A Clinical-Scale Thermally Polarized 129Xe Phantom for Quality Assurance in Multi-Center Hyperpolarized Gas MRI Trials

Naomi Morales Medina1,2, Ziyi Wang2,3, Mu He2,4, Geoffry Schrank2,5, John Nouls2,5, Elianna A. Bier2,5, Scott H. Robertson1,2, Ralph Hashoian6, John Mugler7, and Bastiaan Driehuys1,2,3,5

1Medical Physics Graduate Program, Duke University, Durham, NC, United States, 2Center for In Vivo Microscopy, Duke University Medical Center, Durham, NC, United States, 3Department of Biomedical Engineering, Duke University, Durham, NC, United States, 4Department of Electrical and Computer Engineering, Duke University, Durham, NC, United States, 5Department of Radiology, Duke University Medical Center, Durham, NC, United States, 6Clinical MR Solutions, Brookfield, WI, United States, 7Department of Radiology, University of Virginia, Charlottesville, VA, United States

Hyperpolarized 129Xe-MRI is emerging as a promising method to quantify pulmonary function, but the transient nature of its signal makes routine quality assurance tasks challenging.

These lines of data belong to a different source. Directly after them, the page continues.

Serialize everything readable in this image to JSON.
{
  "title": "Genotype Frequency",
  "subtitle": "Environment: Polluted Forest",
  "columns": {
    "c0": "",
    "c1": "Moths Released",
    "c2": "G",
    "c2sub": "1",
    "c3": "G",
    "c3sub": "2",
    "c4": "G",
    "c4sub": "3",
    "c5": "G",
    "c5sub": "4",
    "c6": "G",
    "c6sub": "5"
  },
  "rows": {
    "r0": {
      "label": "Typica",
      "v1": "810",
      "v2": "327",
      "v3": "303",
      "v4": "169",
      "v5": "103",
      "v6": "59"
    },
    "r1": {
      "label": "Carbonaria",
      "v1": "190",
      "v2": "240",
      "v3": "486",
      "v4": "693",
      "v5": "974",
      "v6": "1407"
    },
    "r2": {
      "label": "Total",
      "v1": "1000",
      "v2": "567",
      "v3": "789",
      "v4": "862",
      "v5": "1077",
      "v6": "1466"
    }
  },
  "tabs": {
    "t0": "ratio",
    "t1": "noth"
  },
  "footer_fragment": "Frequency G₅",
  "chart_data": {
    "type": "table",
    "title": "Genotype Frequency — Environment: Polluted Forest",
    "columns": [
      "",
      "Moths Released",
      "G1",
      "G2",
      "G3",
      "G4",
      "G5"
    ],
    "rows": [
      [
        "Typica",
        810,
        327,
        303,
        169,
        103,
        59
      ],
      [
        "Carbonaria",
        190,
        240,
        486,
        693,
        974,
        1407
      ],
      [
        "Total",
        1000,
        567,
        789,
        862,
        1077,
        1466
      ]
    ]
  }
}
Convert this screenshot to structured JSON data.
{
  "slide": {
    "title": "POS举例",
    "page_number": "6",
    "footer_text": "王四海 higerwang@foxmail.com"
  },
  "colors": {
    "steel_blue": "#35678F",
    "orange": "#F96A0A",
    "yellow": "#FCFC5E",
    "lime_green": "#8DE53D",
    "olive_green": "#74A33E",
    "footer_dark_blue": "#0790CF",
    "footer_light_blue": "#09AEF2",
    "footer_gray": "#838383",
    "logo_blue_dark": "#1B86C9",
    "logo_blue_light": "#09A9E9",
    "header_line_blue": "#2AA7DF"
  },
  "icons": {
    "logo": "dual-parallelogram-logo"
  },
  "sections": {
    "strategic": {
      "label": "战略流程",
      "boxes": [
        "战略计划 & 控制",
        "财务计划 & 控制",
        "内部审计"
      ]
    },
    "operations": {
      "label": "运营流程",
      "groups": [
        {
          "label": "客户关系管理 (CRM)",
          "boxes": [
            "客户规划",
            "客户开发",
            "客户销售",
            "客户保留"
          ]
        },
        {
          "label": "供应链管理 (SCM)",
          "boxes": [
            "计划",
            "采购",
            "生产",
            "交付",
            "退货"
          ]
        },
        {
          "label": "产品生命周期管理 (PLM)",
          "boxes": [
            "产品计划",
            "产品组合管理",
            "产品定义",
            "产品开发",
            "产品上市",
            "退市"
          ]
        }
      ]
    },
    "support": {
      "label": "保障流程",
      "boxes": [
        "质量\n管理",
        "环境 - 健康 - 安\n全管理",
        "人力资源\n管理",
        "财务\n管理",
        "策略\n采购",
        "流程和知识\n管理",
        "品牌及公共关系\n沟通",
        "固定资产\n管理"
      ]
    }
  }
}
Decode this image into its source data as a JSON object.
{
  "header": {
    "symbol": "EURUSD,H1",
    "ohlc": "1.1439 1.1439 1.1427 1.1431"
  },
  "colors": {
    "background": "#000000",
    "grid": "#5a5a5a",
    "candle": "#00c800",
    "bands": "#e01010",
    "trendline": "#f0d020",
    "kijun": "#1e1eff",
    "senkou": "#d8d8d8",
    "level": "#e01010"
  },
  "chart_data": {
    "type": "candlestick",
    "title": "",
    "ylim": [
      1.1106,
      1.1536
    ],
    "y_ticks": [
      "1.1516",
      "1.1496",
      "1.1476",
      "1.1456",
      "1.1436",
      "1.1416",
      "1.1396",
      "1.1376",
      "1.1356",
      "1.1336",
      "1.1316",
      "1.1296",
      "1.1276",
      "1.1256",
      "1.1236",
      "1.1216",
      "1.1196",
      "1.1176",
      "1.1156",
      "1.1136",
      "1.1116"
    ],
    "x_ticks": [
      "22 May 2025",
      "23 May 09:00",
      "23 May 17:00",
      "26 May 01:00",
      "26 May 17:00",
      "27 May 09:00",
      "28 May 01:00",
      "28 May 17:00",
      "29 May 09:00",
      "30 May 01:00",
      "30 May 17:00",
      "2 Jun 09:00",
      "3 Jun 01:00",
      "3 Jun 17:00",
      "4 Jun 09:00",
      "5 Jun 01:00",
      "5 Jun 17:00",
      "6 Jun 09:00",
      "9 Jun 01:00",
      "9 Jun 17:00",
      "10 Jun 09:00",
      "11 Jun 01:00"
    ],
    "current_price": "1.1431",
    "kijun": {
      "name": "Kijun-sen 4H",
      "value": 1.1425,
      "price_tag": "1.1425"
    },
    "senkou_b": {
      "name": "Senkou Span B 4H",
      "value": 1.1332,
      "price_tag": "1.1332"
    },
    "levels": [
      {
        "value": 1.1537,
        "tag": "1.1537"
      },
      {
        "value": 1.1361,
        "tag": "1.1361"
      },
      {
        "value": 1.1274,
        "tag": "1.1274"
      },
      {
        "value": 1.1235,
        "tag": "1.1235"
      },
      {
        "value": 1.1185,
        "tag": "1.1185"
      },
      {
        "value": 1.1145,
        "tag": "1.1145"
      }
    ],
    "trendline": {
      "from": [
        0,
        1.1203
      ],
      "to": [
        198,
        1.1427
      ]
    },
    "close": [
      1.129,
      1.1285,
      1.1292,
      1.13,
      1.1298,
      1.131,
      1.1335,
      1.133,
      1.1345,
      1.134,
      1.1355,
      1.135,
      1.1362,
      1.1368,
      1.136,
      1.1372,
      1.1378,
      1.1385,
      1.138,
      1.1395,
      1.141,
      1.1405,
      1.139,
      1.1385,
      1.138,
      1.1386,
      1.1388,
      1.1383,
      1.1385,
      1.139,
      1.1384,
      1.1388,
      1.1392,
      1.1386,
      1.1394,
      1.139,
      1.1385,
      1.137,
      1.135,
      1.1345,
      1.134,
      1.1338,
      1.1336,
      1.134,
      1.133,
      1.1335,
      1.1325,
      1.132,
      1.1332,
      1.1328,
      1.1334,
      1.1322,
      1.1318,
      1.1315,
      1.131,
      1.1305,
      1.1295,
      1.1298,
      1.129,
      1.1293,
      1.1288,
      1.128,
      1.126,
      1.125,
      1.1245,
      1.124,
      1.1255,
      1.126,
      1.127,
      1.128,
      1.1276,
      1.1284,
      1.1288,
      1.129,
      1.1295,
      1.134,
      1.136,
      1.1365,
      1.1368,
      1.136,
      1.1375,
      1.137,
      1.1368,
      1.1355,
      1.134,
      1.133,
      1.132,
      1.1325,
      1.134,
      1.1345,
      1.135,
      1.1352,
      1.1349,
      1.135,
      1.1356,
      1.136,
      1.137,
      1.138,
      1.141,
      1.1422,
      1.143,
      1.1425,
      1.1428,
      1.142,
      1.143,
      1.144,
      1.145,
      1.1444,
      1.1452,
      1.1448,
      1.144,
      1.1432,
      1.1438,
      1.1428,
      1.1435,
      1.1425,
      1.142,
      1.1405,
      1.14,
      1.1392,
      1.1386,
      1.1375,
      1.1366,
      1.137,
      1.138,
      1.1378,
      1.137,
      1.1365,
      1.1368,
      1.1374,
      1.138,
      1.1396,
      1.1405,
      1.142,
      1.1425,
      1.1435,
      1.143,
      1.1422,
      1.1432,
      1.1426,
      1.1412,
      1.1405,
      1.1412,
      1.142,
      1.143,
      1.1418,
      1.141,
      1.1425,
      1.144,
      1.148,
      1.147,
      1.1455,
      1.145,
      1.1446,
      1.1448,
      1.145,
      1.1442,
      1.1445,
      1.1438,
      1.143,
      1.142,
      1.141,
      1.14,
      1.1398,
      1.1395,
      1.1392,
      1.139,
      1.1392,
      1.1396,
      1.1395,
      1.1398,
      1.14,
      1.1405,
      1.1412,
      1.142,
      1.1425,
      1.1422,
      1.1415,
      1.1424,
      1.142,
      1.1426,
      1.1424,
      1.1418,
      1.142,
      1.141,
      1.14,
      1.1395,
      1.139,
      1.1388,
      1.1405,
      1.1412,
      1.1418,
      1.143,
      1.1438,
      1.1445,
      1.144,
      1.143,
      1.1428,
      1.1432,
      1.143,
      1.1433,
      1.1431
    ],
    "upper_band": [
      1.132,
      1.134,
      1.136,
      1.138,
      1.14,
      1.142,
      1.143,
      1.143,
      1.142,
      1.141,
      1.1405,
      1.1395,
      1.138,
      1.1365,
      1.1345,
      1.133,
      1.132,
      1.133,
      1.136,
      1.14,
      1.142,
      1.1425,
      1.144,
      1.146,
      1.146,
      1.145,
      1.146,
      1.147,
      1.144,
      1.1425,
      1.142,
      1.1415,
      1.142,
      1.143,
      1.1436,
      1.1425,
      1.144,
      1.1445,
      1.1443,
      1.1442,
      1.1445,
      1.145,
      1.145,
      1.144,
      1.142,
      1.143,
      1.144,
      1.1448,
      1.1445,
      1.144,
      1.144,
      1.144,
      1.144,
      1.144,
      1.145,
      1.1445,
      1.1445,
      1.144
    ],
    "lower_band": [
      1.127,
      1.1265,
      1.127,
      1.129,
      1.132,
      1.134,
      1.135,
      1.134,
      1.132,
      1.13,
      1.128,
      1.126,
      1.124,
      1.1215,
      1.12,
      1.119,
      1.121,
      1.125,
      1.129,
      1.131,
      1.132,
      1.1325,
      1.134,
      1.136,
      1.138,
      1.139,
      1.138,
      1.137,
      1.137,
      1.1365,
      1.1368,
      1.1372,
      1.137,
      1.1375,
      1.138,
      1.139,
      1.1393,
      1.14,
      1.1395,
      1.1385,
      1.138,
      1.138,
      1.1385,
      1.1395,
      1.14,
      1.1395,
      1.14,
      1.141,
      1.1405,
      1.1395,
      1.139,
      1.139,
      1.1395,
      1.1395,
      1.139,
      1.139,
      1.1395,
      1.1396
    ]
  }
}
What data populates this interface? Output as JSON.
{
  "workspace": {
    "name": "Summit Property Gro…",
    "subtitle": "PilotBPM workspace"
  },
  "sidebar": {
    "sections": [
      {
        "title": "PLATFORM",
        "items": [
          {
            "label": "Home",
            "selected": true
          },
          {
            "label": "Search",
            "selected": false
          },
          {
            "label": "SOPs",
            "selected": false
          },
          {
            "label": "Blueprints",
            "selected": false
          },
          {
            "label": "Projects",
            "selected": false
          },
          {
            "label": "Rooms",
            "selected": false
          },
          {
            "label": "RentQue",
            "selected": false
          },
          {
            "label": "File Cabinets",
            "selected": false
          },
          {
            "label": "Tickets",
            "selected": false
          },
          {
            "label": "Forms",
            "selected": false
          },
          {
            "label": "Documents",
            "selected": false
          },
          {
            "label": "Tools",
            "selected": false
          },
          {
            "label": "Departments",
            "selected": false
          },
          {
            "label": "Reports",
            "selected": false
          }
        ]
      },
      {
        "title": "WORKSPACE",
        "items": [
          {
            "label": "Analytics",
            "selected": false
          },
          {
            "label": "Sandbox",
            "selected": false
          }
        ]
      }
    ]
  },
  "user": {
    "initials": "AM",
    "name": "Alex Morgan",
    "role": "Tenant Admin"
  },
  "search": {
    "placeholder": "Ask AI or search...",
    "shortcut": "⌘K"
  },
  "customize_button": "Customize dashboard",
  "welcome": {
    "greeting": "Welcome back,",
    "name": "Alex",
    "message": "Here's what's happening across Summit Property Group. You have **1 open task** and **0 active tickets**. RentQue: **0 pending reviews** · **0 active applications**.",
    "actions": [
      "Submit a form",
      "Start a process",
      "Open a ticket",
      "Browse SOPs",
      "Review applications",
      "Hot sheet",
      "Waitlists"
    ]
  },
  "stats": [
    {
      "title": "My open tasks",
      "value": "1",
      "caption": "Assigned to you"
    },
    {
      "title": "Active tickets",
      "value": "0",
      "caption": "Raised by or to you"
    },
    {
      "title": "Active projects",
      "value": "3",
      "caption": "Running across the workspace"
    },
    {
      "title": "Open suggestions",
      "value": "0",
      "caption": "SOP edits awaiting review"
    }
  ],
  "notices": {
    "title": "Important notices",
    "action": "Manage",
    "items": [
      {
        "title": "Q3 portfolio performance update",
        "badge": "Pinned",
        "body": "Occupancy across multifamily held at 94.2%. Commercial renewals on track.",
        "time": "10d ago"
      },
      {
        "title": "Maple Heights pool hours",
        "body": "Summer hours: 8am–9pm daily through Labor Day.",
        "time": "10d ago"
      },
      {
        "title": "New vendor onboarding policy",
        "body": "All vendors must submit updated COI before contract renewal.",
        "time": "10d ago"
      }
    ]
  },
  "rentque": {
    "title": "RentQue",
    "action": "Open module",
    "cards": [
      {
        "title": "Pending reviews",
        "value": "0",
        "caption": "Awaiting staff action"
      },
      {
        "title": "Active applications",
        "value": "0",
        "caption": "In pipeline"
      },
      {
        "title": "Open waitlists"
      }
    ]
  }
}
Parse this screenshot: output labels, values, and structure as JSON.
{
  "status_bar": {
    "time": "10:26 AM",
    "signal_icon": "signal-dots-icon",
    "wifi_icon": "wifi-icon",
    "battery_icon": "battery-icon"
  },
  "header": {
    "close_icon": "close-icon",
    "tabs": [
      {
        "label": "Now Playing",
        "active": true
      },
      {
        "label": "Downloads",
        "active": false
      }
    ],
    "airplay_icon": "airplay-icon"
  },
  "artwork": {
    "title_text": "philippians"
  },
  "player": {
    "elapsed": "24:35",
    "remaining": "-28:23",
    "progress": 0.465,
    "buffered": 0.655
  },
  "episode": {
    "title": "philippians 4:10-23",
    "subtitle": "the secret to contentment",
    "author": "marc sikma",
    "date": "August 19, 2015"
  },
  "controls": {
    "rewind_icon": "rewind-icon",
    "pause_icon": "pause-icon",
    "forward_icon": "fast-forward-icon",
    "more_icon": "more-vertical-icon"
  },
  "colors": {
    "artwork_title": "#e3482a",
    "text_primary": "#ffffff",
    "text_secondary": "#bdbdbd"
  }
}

With increasing interest in multi-center deployment of this technology, it is critical to develop tools to characterize 129Xe imaging performance across sites and platforms. Here, we demonstrate a robust, portable, clinical-scale thermally-polarized 129Xe phantom and integrated loader shell. Its utility is demonstrated for characterizing human lung imaging coils and enabling routine 2D- QA scans in one-minute. On longer timescales, 3D-imaging is feasible to evaluate 129Xe coil sensitivity profiles.